Stacy's back, writing her experiences down while lolling in her bathtub. The romantic setting of candles and flowers was recycled by Avalon several years later for his "Erotic Stories" vignette films for New Sensations, which should yield a feeling of deja vu for "Diaries" fans.
Villain this time around is Evan Stone as a family lawyer up to no good. He blackmails Stacy regarding the violent events that culminated Part 2, even though that film ended with Stacy and thereby auteur Avalon indicating that the climax never happened but was merely imagined by her and set to paper. I guess double revisionism is at work.
After humping her, Evan forces Stacy to corrupt good girl Gwen Summers, a talented actress who starred memorably for Avalon in his "Nothing to Hide" trilogy. The machinations are interesting, but the original thrust of the first two films gets lost in the shuffle.
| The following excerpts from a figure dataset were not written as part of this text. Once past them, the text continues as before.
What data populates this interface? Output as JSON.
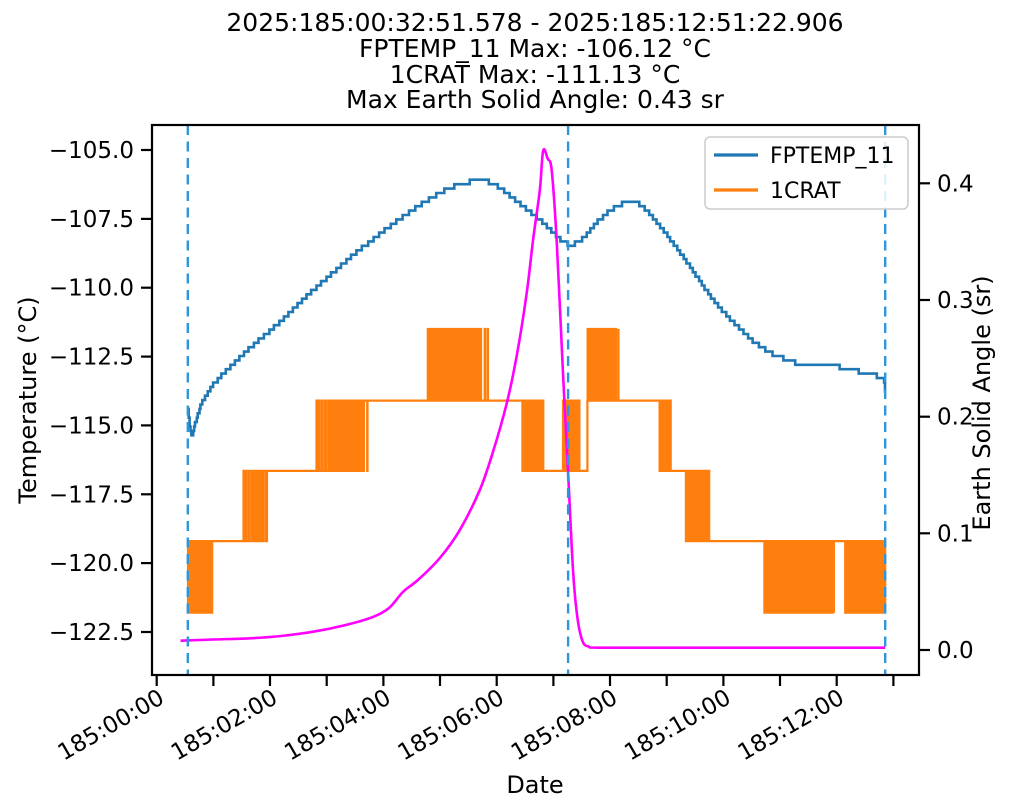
{
  "title": {
    "lines": [
      "2025:185:00:32:51.578 - 2025:185:12:51:22.906",
      "FPTEMP_11 Max: -106.12 °C",
      "1CRAT Max: -111.13 °C",
      "Max Earth Solid Angle: 0.43 sr"
    ]
  },
  "legend": {
    "items": [
      {
        "label": "FPTEMP_11",
        "color": "#1f77b4"
      },
      {
        "label": "1CRAT",
        "color": "#ff7f0e"
      }
    ]
  },
  "axes": {
    "x": {
      "label": "Date",
      "minor_ticks": [
        0,
        1,
        2,
        3,
        4,
        5,
        6,
        7,
        8,
        9,
        10,
        11,
        12,
        13
      ],
      "tick_labels": [
        {
          "h": 0,
          "label": "185:00:00"
        },
        {
          "h": 2,
          "label": "185:02:00"
        },
        {
          "h": 4,
          "label": "185:04:00"
        },
        {
          "h": 6,
          "label": "185:06:00"
        },
        {
          "h": 8,
          "label": "185:08:00"
        },
        {
          "h": 10,
          "label": "185:10:00"
        },
        {
          "h": 12,
          "label": "185:12:00"
        }
      ]
    },
    "y_left": {
      "label": "Temperature (°C)",
      "ticks": [
        -105.0,
        -107.5,
        -110.0,
        -112.5,
        -115.0,
        -117.5,
        -120.0,
        -122.5
      ]
    },
    "y_right": {
      "label": "Earth Solid Angle (sr)",
      "ticks": [
        0.0,
        0.1,
        0.2,
        0.3,
        0.4
      ]
    }
  },
  "chart_data": {
    "type": "line",
    "x_unit": "hours since 2025:185:00:00:00",
    "time_range": [
      "2025:185:00:32:51.578",
      "2025:185:12:51:22.906"
    ],
    "event_line_color": "#2e96dd",
    "event_lines_h": [
      0.548,
      7.26,
      12.856
    ],
    "series": [
      {
        "name": "FPTEMP_11",
        "color": "#1f77b4",
        "axis": "left",
        "style": "quantized_steps",
        "quantization_c": 0.16,
        "points": [
          [
            0.548,
            -114.35
          ],
          [
            0.58,
            -115.0
          ],
          [
            0.62,
            -115.45
          ],
          [
            0.66,
            -115.05
          ],
          [
            0.72,
            -114.6
          ],
          [
            0.8,
            -114.15
          ],
          [
            1.0,
            -113.5
          ],
          [
            1.25,
            -112.95
          ],
          [
            1.5,
            -112.45
          ],
          [
            1.75,
            -112.0
          ],
          [
            2.0,
            -111.55
          ],
          [
            2.25,
            -111.1
          ],
          [
            2.5,
            -110.6
          ],
          [
            2.75,
            -110.1
          ],
          [
            3.0,
            -109.65
          ],
          [
            3.25,
            -109.2
          ],
          [
            3.5,
            -108.75
          ],
          [
            3.75,
            -108.35
          ],
          [
            4.0,
            -107.95
          ],
          [
            4.25,
            -107.55
          ],
          [
            4.5,
            -107.2
          ],
          [
            4.75,
            -106.85
          ],
          [
            5.0,
            -106.55
          ],
          [
            5.2,
            -106.35
          ],
          [
            5.4,
            -106.2
          ],
          [
            5.6,
            -106.13
          ],
          [
            5.85,
            -106.16
          ],
          [
            6.0,
            -106.3
          ],
          [
            6.2,
            -106.6
          ],
          [
            6.5,
            -107.1
          ],
          [
            6.8,
            -107.6
          ],
          [
            7.0,
            -108.0
          ],
          [
            7.15,
            -108.3
          ],
          [
            7.3,
            -108.45
          ],
          [
            7.45,
            -108.35
          ],
          [
            7.6,
            -108.05
          ],
          [
            7.8,
            -107.55
          ],
          [
            8.0,
            -107.2
          ],
          [
            8.15,
            -107.0
          ],
          [
            8.3,
            -106.9
          ],
          [
            8.5,
            -106.95
          ],
          [
            8.7,
            -107.3
          ],
          [
            8.9,
            -107.8
          ],
          [
            9.1,
            -108.35
          ],
          [
            9.3,
            -108.9
          ],
          [
            9.5,
            -109.5
          ],
          [
            9.7,
            -110.1
          ],
          [
            9.9,
            -110.65
          ],
          [
            10.1,
            -111.1
          ],
          [
            10.3,
            -111.5
          ],
          [
            10.5,
            -111.9
          ],
          [
            10.7,
            -112.2
          ],
          [
            10.9,
            -112.45
          ],
          [
            11.1,
            -112.6
          ],
          [
            11.3,
            -112.75
          ],
          [
            11.6,
            -112.8
          ],
          [
            11.9,
            -112.82
          ],
          [
            12.1,
            -112.9
          ],
          [
            12.3,
            -113.0
          ],
          [
            12.5,
            -113.1
          ],
          [
            12.7,
            -113.2
          ],
          [
            12.82,
            -113.3
          ],
          [
            12.856,
            -113.75
          ]
        ]
      },
      {
        "name": "1CRAT",
        "color": "#ff7f0e",
        "axis": "left",
        "style": "telemetry_bursts",
        "levels": [
          -121.8,
          -119.2,
          -116.65,
          -114.1,
          -111.5
        ],
        "segments": [
          {
            "h0": 0.548,
            "h1": 0.98,
            "mode": "burst",
            "lo": -121.8,
            "hi": -119.2,
            "d0": 0.4,
            "d1": 0.75
          },
          {
            "h0": 0.98,
            "h1": 1.5,
            "mode": "steady",
            "level": -119.2
          },
          {
            "h0": 1.5,
            "h1": 1.97,
            "mode": "burst",
            "lo": -119.2,
            "hi": -116.65,
            "d0": 0.12,
            "d1": 0.85
          },
          {
            "h0": 1.97,
            "h1": 2.77,
            "mode": "steady",
            "level": -116.65
          },
          {
            "h0": 2.77,
            "h1": 3.72,
            "mode": "burst",
            "lo": -116.65,
            "hi": -114.1,
            "d0": 0.08,
            "d1": 0.85
          },
          {
            "h0": 3.72,
            "h1": 4.78,
            "mode": "steady",
            "level": -114.1
          },
          {
            "h0": 4.78,
            "h1": 5.86,
            "mode": "burst",
            "lo": -114.1,
            "hi": -111.5,
            "d0": 0.8,
            "d1": 0.05
          },
          {
            "h0": 5.86,
            "h1": 6.44,
            "mode": "steady",
            "level": -114.1
          },
          {
            "h0": 6.44,
            "h1": 6.84,
            "mode": "burst",
            "lo": -116.65,
            "hi": -114.1,
            "d0": 0.85,
            "d1": 0.1
          },
          {
            "h0": 6.84,
            "h1": 7.17,
            "mode": "steady",
            "level": -116.65
          },
          {
            "h0": 7.17,
            "h1": 7.46,
            "mode": "burst",
            "lo": -116.65,
            "hi": -114.1,
            "d0": 0.5,
            "d1": 0.5
          },
          {
            "h0": 7.46,
            "h1": 7.6,
            "mode": "steady",
            "level": -116.65
          },
          {
            "h0": 7.6,
            "h1": 8.15,
            "mode": "burst",
            "lo": -114.1,
            "hi": -111.5,
            "d0": 0.4,
            "d1": 0.5
          },
          {
            "h0": 8.15,
            "h1": 8.87,
            "mode": "steady",
            "level": -114.1
          },
          {
            "h0": 8.87,
            "h1": 9.07,
            "mode": "burst",
            "lo": -116.65,
            "hi": -114.1,
            "d0": 0.5,
            "d1": 0.2
          },
          {
            "h0": 9.07,
            "h1": 9.33,
            "mode": "steady",
            "level": -116.65
          },
          {
            "h0": 9.33,
            "h1": 9.8,
            "mode": "burst",
            "lo": -119.2,
            "hi": -116.65,
            "d0": 0.6,
            "d1": 0.15
          },
          {
            "h0": 9.8,
            "h1": 10.72,
            "mode": "steady",
            "level": -119.2
          },
          {
            "h0": 10.72,
            "h1": 11.95,
            "mode": "burst",
            "lo": -121.8,
            "hi": -119.2,
            "d0": 0.5,
            "d1": 0.55
          },
          {
            "h0": 11.95,
            "h1": 12.15,
            "mode": "steady",
            "level": -119.2
          },
          {
            "h0": 12.15,
            "h1": 12.856,
            "mode": "burst",
            "lo": -121.8,
            "hi": -119.2,
            "d0": 0.45,
            "d1": 0.6
          }
        ]
      },
      {
        "name": "Earth Solid Angle",
        "color": "#ff00ff",
        "axis": "right",
        "style": "smooth",
        "points": [
          [
            0.42,
            0.008
          ],
          [
            1.0,
            0.009
          ],
          [
            1.65,
            0.01
          ],
          [
            2.2,
            0.012
          ],
          [
            2.8,
            0.016
          ],
          [
            3.3,
            0.021
          ],
          [
            3.8,
            0.028
          ],
          [
            4.1,
            0.036
          ],
          [
            4.35,
            0.05
          ],
          [
            4.61,
            0.06
          ],
          [
            5.0,
            0.079
          ],
          [
            5.35,
            0.103
          ],
          [
            5.7,
            0.137
          ],
          [
            5.93,
            0.169
          ],
          [
            6.18,
            0.212
          ],
          [
            6.36,
            0.254
          ],
          [
            6.53,
            0.306
          ],
          [
            6.64,
            0.351
          ],
          [
            6.76,
            0.394
          ],
          [
            6.82,
            0.428
          ],
          [
            6.9,
            0.421
          ],
          [
            6.97,
            0.411
          ],
          [
            7.06,
            0.349
          ],
          [
            7.17,
            0.237
          ],
          [
            7.26,
            0.152
          ],
          [
            7.35,
            0.066
          ],
          [
            7.43,
            0.026
          ],
          [
            7.52,
            0.007
          ],
          [
            7.62,
            0.003
          ],
          [
            7.8,
            0.002
          ],
          [
            9.0,
            0.002
          ],
          [
            11.0,
            0.002
          ],
          [
            12.856,
            0.002
          ]
        ]
      }
    ]
  }
}
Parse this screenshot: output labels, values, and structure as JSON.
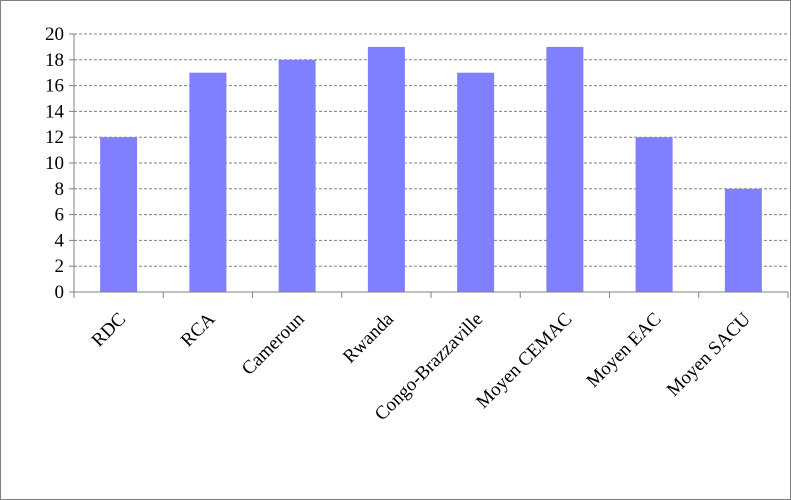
{
  "chart_data": {
    "type": "bar",
    "title": "",
    "xlabel": "",
    "ylabel": "",
    "categories": [
      "RDC",
      "RCA",
      "Cameroun",
      "Rwanda",
      "Congo-Brazzaville",
      "Moyen CEMAC",
      "Moyen EAC",
      "Moyen SACU"
    ],
    "values": [
      12,
      17,
      18,
      19,
      17,
      19,
      12,
      8
    ],
    "ylim": [
      0,
      20
    ],
    "yticks": [
      "0",
      "2",
      "4",
      "6",
      "8",
      "10",
      "12",
      "14",
      "16",
      "18",
      "20"
    ],
    "grid": true,
    "grid_style": "dashed",
    "legend": "none",
    "bar_color": "#8080ff"
  }
}
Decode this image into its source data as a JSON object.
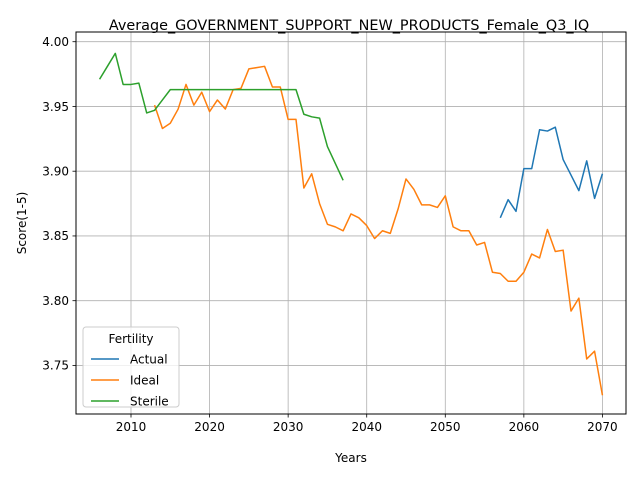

Most disturbing to me was Avalon's rather arbitrary replacement of Laura Palmer in the key role of the brothel madam Lavia by Eva Slovak, a quite dissimilar actress. I found this confusing, and IMDb identifies Eva as a one-shot so it's not clear what's going on here, other than Palmer probably otherwise engaged at time of shooting, though she receives a pseudonymous producer credit.
Also missing in action are all the male leads of the previous two films. Key protagonist Tony Tedeschi, Stacy's surgeon of a husband, is mentioned throughout but never shows up - a structural flaw. Technical credits including 35mm cinematography by Jane Waters are all top-notch.